Secondo i due consiglieri, infatti, a fine 2020 il Comune ha ricevuto dalla Regione Lazio la gestione del demanio marittimo abitativo, ereditando una situazione amministrativa complessa. Per questo, spiegano, la precedente Amministrazione aveva attivato uno sportello dedicato a Fregene, avviando il riordino delle pratiche e un confronto costante con i cittadini, consapevole dell’impatto diretto della questione sul diritto alla casa.

 

Nel 2023, ricordano ancora Bonanni e Zorzi, era stata approvata una delibera che consentiva la proroga delle concessioni demaniali abitative fino al 2033 per i concessionari in regola con i canoni e privi di irregolarità edilizie. Una soluzione che, secondo i consiglieri, avrebbe permesso di continuare a richiedere i canoni concessori e, allo stesso tempo, di garantire stabilità alle famiglie coinvolte, senza far ricadere su di loro le conseguenze di una vicenda amministrativa non generata dai cittadini stessi.

 

“L’attuale Amministrazione ha ritirato quella delibera.
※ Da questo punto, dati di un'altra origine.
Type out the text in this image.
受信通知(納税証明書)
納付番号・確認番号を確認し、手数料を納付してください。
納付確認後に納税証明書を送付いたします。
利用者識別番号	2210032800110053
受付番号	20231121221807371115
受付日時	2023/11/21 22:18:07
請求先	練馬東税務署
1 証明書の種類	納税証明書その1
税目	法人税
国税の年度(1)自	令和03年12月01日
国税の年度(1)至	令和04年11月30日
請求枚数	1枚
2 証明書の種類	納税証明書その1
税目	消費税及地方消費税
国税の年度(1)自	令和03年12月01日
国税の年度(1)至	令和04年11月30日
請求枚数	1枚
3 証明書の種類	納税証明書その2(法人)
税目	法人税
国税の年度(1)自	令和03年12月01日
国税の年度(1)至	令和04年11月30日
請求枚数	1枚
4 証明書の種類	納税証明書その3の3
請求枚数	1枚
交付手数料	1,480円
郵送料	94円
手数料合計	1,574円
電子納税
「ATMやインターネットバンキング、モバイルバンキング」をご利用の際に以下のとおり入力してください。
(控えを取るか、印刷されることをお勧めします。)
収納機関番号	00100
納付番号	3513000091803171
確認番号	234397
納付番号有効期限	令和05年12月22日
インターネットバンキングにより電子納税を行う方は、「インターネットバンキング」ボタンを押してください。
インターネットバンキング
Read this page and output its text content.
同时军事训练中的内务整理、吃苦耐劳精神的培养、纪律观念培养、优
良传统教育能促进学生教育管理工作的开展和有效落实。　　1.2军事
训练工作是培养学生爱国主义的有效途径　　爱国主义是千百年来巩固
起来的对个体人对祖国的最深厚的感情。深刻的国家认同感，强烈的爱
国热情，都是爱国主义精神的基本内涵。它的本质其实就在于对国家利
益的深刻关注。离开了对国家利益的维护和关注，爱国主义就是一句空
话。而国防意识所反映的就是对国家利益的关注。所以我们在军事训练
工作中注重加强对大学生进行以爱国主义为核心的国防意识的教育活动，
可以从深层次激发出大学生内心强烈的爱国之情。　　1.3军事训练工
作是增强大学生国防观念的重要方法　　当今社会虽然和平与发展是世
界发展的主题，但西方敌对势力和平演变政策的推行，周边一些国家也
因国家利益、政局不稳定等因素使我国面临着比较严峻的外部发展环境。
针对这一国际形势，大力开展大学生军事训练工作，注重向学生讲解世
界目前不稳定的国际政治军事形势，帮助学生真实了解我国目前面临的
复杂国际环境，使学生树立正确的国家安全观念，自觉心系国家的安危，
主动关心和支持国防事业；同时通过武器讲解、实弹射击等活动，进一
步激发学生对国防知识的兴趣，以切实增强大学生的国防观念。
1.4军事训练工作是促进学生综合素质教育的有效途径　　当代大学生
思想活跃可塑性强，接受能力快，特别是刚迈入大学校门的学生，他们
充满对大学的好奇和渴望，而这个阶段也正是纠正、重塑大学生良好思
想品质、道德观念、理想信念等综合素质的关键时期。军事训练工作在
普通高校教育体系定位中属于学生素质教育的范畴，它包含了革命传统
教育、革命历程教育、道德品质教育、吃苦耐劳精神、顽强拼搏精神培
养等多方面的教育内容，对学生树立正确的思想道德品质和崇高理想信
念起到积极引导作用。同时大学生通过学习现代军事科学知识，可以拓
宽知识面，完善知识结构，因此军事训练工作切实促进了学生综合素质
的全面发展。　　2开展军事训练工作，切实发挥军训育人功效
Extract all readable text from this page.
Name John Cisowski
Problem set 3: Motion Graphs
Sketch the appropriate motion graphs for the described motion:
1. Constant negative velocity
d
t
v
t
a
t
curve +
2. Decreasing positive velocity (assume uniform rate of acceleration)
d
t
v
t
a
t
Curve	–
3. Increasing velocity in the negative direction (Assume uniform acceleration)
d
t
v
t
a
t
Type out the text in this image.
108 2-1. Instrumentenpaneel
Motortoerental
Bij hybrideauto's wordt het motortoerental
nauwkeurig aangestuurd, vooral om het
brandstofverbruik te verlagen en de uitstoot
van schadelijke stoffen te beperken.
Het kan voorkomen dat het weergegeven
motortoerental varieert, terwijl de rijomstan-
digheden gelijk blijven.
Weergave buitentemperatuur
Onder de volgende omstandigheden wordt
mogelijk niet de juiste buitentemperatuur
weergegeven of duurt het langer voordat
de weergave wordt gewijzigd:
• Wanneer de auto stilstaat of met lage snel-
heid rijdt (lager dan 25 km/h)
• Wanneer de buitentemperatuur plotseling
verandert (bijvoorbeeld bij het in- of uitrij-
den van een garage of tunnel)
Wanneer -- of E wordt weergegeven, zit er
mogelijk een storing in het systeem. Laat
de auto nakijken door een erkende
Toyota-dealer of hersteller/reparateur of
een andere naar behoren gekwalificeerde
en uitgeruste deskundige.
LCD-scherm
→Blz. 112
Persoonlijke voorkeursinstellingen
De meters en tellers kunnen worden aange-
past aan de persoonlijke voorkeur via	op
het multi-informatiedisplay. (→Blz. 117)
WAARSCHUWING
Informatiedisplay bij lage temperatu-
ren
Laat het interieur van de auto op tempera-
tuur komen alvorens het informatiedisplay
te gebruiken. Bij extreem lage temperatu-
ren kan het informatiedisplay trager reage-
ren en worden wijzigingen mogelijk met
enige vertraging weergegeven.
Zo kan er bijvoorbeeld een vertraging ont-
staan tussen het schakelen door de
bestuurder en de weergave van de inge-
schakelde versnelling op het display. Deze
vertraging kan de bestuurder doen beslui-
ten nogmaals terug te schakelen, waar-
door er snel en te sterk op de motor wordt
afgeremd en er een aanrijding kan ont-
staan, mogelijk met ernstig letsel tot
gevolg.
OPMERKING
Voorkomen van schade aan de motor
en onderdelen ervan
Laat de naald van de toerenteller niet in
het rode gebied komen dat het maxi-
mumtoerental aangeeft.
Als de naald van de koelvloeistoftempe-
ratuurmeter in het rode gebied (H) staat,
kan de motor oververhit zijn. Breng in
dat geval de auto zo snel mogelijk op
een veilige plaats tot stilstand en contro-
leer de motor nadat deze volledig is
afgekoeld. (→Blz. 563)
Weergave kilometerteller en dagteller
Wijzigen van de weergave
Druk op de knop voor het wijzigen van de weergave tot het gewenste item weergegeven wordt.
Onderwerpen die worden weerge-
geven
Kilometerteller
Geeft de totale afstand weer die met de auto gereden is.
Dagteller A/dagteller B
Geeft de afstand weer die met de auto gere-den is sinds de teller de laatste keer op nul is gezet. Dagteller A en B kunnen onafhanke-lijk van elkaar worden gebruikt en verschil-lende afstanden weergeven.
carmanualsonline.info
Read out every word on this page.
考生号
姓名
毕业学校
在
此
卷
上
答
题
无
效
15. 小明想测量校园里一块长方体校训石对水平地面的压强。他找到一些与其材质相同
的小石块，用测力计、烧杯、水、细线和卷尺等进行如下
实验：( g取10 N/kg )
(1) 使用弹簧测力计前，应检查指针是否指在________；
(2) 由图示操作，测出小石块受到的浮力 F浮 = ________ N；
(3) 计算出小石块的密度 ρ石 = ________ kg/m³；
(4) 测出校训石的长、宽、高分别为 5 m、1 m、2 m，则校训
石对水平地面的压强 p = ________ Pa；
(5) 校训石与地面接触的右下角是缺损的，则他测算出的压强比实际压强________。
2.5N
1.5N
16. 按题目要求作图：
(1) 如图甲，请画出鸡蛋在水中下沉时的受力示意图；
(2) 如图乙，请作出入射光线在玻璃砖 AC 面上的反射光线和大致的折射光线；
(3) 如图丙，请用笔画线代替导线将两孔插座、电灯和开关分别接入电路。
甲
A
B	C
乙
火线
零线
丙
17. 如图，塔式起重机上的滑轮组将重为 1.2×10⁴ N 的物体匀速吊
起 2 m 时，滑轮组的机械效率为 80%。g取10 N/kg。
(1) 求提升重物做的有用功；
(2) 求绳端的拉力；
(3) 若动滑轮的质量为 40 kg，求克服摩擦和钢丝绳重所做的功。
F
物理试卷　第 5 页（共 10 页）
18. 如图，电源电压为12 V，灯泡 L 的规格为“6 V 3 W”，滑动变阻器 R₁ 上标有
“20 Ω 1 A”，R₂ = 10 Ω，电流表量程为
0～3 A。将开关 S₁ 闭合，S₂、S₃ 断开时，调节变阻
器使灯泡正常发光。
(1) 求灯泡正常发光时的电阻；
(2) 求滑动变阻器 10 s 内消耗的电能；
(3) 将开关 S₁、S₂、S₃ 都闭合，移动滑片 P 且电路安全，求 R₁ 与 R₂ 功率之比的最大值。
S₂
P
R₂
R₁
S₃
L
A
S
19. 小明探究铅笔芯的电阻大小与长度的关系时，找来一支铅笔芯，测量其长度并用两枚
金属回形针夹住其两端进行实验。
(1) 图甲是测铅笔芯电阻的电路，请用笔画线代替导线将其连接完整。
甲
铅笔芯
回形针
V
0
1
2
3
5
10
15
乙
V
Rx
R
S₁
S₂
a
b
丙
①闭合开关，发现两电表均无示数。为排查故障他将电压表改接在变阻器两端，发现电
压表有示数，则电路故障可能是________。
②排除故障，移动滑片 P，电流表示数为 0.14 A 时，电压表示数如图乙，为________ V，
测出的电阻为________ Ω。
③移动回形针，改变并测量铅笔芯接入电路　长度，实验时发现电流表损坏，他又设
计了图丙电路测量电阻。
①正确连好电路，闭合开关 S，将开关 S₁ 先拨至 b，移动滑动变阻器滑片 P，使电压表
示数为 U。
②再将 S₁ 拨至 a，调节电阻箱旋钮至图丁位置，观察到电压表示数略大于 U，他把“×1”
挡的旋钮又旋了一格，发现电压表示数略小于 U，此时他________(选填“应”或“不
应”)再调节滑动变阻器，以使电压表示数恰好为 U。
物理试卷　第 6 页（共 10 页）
Dopo tre anni, però, una soluzione per le concessioni demaniali abitative ancora non c’è”, sottolineano Bonanni e Zorzi.

 

I consiglieri criticano inoltre la scelta dell’Amministrazione Baccini di inviare richieste di indennità per occupazione senza titolo e di avviare procedimenti di rilascio degli immobili.

 

“Si è aggravata la posizione di centinaia di famiglie, mettendo ulteriormente a rischio il loro diritto alla casa”, rimarcano i due esponenti dell’opposizione.

 

Bonanni e Zorzi richiamano anche l’esito del tavolo tecnico con le associazioni, che, secondo quanto riferito dai consiglieri, si sarebbe concluso con la pubblica insoddisfazione delle stesse associazioni. Queste ultime avrebbero evidenziato come il lavoro svolto non abbia trovato riscontro nelle decisioni dell’Amministrazione comunale.

 

Sempre secondo quanto riportato dai due consiglieri, le associazioni avrebbero inoltre sostenuto che il parere richiesto al Ministero delle Infrastrutture e dei Trasporti confermerebbe la possibilità di procedere alla regolarizzazione dei concessionari in possesso dei requisiti previsti dalla legge, nell’ambito delle concessioni demaniali abitative.

 

Da qui l’appello politico rivolto all’Amministrazione comunale.

 

“L’auspicio è che l’Amministrazione Baccini dimostri la responsabilità istituzionale necessaria a ritornare sui propri passi, riconoscendo gli errori commessi”, ribadiscono Bonanni e Zorzi.

 

Per i due consiglieri, tornare al percorso già avviato dalla precedente Amministrazione rappresenterebbe una scelta utile per dare finalmente una risposta alle famiglie interessate.

 

 

“Fare un passo indietro non è una sconfitta, ma un atto di responsabilità – concludono Bonanni e Zorzi – Riprendere il percorso già avviato significherebbe dare finalmente una risposta concreta alle famiglie che attendono da troppo tempo una soluzione, tutelando in modo chiaro e definitivo il loro diritto alla casa”.